Devon frowns and stops, spatula in hand. “Someone climbed up and stuck it behind the poster? Why? They’d still need to pull off the poster later. That doubles the chances of being caught. I think someone’s messing with you, Casey.”

“Apparently the movie sign was loosely attached. They were waiting for it to fall off, and then I’d zero in on that time frame to figure out who posted it.”

He scrapes off a hot cookie and sets it onto a plate for me. “I guess that’s semi-clever.
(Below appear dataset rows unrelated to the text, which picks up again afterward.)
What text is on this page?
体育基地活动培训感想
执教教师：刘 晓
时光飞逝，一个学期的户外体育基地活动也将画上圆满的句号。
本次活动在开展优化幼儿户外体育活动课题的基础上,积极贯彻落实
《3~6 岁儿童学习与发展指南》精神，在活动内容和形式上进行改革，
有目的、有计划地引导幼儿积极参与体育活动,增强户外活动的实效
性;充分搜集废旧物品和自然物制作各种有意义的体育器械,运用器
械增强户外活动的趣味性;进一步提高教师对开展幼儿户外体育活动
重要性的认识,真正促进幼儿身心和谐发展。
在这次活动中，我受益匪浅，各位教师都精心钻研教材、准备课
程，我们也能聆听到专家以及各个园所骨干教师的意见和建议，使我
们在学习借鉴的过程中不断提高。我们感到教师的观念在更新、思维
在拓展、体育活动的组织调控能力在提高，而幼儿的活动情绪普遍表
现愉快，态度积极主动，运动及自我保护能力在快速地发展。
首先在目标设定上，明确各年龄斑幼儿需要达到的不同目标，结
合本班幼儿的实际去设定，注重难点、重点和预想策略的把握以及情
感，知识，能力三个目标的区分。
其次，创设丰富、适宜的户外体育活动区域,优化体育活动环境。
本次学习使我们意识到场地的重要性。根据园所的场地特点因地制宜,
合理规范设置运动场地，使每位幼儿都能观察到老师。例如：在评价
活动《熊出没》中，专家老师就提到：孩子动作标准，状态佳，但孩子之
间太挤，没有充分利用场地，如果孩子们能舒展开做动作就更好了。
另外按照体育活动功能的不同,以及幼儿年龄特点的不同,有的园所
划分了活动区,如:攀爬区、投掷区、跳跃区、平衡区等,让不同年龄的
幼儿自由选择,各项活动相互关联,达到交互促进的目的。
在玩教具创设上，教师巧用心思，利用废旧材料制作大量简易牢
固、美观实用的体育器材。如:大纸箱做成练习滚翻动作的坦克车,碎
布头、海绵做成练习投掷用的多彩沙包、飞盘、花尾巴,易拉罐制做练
Still, they’d need to get up there in the first place, not just to stick up a sign but to remove the top one, put on the new one, and tape the original over it. Lots of opportunity to be spotted.”

“Not if you’re the person putting up the movie sign.”

He pauses. It takes a moment. Then he says, “Wait. You think whoever posted Will’s sign also posted the movie sign. That’s why no one would have noticed. They were doing their job.” He hands me the plate with the warm cookie. “Then I’m really glad I wasn’t the one putting up the sign this week.”

I exhale. “Thank you. That was awkward.”

He grins. “You still get a cookie, despite thinking I tried to destroy the nicest guy in town.”

Devon lifts a hand as I open my mouth to protest. “I’m teasing. You were following up on a lead. You had to ask. Putting up the sign is my job as head of the movie committee. This week, though, Gloria offered to do it. She had trouble reading my handwriting from a distance and wanted bigger letters. I suspect someone needs new glasses. She’s on the movie committee. No reason not to let her try her hand at sign writing. I offered to post it, but she said she’d do that, too.”